A l'époque où Louis étudia et professa la théologie, les libertés de l'Eglise gallicane étaient enseignées dans toutes les écoles de France. Ces libertés dont les particularités sont trop nombreuses pour trouver place ici, sont appuyées sur deux maximes fort connexes que la France a toujours tenues pour certaines.

La première est que la puissance donnée par J.-C. à son Eglise ne s'étend ni directement, ni indirectement sur les choses temporelles.

La seconde, que la plénitude de la puissance qu'a le Pape, comme chef de l'Eglise, doit être exercée conformément aux canons reçus par toute l'Eglise, et que lui-même est soumis au jugement du concile universel, dans les cas marqués par le concile de Constance.

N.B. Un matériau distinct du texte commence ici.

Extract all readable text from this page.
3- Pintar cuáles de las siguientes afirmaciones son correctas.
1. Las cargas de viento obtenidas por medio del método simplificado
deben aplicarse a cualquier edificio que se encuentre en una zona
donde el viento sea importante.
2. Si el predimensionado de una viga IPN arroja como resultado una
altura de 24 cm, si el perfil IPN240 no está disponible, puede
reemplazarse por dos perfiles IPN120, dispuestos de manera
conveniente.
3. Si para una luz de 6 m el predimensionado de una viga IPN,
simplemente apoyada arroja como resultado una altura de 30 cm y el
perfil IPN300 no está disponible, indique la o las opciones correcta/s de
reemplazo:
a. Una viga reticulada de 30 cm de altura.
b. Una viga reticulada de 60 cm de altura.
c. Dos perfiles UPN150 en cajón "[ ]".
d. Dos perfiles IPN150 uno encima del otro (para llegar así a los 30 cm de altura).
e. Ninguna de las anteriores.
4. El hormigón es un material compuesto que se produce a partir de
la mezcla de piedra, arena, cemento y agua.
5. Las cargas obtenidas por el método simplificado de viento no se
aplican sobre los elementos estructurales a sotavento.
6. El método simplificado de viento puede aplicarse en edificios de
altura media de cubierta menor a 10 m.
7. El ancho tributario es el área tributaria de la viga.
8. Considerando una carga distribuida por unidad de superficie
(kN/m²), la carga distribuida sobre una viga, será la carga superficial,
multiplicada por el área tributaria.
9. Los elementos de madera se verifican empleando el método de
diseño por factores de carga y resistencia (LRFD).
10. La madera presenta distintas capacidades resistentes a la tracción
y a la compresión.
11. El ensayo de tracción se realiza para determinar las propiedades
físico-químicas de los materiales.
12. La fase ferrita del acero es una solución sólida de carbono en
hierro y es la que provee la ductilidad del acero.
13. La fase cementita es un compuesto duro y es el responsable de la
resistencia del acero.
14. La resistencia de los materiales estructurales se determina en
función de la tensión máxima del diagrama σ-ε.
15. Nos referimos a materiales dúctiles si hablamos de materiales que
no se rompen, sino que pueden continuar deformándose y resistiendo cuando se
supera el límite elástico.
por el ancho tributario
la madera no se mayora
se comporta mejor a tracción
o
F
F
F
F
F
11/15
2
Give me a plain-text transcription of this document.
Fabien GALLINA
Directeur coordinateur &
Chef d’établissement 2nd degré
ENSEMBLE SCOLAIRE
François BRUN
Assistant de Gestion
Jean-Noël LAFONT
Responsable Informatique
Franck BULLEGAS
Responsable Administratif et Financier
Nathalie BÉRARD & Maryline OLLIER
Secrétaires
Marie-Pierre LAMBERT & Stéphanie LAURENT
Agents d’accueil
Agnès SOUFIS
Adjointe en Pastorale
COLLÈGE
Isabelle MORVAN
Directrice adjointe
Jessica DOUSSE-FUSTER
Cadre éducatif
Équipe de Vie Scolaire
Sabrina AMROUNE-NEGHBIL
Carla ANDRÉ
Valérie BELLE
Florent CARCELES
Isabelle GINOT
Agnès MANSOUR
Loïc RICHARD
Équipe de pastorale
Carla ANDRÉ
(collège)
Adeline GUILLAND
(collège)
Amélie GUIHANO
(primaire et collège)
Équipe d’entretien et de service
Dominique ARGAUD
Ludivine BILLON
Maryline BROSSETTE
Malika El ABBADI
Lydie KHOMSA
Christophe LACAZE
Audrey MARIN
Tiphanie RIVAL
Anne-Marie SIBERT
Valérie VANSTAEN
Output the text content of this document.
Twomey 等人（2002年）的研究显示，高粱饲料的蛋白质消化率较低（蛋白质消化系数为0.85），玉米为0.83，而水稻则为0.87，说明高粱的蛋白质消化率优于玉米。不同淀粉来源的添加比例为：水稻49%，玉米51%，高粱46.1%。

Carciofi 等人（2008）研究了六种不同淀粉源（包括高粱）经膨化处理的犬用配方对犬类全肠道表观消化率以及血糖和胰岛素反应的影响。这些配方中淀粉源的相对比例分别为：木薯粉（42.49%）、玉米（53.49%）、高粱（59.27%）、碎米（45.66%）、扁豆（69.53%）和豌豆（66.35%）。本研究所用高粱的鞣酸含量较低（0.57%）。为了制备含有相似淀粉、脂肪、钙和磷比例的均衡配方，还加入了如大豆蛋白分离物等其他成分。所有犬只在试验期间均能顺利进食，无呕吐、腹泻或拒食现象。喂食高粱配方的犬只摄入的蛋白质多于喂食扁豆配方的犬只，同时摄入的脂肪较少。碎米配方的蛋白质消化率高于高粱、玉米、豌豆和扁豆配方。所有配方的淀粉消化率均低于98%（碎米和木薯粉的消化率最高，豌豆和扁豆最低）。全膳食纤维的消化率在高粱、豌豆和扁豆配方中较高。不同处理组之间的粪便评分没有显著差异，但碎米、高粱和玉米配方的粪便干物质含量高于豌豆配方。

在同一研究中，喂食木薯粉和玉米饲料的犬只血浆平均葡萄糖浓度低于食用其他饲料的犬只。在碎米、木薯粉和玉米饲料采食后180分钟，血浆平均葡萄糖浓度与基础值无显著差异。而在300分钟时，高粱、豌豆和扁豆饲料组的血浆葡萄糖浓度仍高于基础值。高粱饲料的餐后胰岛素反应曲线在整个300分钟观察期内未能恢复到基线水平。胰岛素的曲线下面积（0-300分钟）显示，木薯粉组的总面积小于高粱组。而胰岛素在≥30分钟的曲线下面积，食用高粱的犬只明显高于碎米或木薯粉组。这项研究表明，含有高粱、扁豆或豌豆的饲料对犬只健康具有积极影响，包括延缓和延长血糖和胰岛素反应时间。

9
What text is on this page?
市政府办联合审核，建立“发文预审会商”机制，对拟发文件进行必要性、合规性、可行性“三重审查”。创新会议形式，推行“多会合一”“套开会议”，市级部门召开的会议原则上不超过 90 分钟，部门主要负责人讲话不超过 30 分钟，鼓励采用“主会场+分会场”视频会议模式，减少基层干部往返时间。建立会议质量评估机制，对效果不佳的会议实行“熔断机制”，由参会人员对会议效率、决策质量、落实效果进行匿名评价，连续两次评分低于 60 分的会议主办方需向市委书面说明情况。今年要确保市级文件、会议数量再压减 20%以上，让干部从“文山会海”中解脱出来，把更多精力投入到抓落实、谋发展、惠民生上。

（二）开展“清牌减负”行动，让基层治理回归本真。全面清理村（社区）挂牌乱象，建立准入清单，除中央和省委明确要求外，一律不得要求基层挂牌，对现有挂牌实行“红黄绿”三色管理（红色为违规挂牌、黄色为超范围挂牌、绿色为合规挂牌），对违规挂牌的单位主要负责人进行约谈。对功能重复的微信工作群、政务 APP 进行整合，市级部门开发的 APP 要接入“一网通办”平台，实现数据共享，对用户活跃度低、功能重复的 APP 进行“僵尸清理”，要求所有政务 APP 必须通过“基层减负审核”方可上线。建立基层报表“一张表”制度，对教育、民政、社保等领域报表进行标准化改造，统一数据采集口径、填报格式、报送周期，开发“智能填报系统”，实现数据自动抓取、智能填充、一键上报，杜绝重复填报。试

Ces maximes, ont été déclarées solennellement par le clergé de France, assemblé à Paris en 1682, comme étant l'ancienne doctrine de l'Eglise gallicane.

L'assemblée de 1682 est l'époque la plus mémorable de l'histoire de cette Eglise, c'est celle où, selon l'illustre biographe de Bossuet, elle a jeté son plus grand éclat; les principes qu'elle a consacrés ont mis le sceau à cette longue suite de services que l'Eglise de France a rendus à la France.